The Pew Research Center released a report in November on public views of algorithms, finding that 58 percent of Americans say that computer programs will always reflect some level of human bias, although 40 percent think these programs can be designed in a way that is bias-free. In various contexts, the public worries that these tools might violate privacy, fail to capture the nuance of complex situations, or simply put the people they are evaluating in an unfair situation. Public perceptions of algorithmic decision-making are also often highly contextual. The survey shows that otherwise similar technologies can be viewed with support or suspicion depending on the circumstances or on the tasks they are assigned to do.
The Pew Research Center released a report in November analyzing findings from two separate surveys about where Americans find meaning in life. When asked in an open-ended question what makes life meaningful, Americans were most likely to mention family, and in a closed-ended question they were most likely to report that they find “a great deal” of meaning in spending time with family.
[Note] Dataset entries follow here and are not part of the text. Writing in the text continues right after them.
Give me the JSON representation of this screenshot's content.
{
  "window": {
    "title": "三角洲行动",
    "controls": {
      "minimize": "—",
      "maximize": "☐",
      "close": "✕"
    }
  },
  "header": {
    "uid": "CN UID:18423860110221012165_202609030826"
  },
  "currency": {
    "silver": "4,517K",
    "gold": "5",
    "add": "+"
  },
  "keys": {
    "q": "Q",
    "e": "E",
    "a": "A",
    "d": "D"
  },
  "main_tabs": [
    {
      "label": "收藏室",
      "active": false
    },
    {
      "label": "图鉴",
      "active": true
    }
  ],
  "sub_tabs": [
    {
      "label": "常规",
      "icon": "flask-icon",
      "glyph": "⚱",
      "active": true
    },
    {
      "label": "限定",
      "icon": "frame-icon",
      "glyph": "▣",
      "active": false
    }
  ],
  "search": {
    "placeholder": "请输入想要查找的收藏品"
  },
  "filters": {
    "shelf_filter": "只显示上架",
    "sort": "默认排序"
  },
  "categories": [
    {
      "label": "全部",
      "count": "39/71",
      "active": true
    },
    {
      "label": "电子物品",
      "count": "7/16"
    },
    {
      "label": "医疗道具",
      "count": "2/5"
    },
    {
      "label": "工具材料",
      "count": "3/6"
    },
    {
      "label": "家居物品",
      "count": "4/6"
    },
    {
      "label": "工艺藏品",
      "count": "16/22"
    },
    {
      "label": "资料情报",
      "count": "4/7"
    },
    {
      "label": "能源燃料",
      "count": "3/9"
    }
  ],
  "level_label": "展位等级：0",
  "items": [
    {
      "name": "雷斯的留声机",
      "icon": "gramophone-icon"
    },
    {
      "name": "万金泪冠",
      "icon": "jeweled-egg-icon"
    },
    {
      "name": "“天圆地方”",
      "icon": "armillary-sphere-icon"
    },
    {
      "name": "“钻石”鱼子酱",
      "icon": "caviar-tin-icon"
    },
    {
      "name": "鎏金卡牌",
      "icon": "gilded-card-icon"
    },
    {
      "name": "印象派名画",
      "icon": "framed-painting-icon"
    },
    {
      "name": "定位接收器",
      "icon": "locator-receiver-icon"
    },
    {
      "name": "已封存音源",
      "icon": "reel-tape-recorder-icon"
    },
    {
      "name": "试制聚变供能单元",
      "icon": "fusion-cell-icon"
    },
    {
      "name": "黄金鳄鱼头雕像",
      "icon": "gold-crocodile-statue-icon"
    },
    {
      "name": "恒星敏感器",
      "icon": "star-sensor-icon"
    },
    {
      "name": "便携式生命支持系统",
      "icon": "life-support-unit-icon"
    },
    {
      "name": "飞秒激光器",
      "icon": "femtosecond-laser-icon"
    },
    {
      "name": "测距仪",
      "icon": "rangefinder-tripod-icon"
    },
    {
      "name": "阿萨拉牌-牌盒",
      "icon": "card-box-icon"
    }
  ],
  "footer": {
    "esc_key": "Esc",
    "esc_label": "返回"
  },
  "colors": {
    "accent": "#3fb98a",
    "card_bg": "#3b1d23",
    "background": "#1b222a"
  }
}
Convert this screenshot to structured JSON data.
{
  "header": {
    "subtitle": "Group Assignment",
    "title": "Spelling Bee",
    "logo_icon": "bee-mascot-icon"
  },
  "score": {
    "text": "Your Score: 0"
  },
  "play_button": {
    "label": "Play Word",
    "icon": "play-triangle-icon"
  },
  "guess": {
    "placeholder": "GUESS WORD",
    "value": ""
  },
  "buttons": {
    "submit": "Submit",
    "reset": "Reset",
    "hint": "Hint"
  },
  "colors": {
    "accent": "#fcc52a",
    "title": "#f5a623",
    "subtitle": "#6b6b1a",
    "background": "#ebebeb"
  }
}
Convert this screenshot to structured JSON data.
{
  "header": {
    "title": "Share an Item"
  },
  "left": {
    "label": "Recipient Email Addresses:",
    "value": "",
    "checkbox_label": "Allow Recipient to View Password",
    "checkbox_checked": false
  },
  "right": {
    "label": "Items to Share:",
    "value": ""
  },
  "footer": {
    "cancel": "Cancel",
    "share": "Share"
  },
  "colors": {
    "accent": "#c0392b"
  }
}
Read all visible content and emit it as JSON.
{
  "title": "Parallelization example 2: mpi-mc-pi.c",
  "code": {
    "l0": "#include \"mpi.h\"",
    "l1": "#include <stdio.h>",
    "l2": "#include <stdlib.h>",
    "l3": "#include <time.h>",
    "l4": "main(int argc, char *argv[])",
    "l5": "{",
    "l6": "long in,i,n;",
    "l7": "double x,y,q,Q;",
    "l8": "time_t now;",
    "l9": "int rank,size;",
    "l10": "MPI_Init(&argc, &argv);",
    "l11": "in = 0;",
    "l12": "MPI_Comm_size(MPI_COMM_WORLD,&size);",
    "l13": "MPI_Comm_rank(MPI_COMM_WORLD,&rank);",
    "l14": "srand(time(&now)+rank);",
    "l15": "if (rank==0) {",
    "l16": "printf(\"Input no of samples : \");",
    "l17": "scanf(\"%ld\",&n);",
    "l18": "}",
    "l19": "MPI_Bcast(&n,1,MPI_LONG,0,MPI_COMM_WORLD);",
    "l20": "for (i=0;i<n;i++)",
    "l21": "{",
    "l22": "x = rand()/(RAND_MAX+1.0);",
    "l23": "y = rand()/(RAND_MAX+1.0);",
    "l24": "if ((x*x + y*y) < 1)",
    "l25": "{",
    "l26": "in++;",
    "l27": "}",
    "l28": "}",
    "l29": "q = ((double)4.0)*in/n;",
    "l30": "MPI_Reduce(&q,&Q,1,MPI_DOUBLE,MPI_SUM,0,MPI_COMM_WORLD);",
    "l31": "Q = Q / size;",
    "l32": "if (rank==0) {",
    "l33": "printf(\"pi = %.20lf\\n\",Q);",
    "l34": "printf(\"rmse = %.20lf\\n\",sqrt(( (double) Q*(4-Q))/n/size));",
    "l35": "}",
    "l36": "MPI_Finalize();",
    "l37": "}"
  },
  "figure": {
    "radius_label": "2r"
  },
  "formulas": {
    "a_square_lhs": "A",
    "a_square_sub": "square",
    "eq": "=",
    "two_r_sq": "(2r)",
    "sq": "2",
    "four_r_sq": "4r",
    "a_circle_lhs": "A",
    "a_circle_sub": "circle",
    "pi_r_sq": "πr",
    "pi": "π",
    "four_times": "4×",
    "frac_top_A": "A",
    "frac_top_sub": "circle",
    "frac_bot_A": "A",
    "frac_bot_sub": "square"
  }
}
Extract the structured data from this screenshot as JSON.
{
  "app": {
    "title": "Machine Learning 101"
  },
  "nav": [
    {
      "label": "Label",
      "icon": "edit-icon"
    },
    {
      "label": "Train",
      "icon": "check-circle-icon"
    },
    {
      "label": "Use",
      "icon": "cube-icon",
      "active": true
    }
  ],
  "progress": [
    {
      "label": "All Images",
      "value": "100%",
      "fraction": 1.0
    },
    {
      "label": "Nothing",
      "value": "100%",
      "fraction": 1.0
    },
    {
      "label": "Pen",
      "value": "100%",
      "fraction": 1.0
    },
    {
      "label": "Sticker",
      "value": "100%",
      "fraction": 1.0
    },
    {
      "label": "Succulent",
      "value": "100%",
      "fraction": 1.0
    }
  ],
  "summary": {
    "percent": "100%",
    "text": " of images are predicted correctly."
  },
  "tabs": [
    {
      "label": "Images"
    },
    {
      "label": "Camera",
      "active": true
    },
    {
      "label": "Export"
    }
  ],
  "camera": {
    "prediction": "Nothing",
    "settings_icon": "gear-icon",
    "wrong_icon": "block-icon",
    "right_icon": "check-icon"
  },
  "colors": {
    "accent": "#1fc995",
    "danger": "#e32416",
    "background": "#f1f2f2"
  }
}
Responding to the open-ended question, Americans mentioned a plethora of sources after family: One-third brought up their career or job, nearly a quarter mentioned finances or money, and 1 in 5 cited their religious faith, friendships, or various hobbies and activities. Additional topics that were commonly mentioned included being in good health, living in a nice place, creative activities, and learning or education. Many other topics also arose, such as doing good and belonging to a group or community.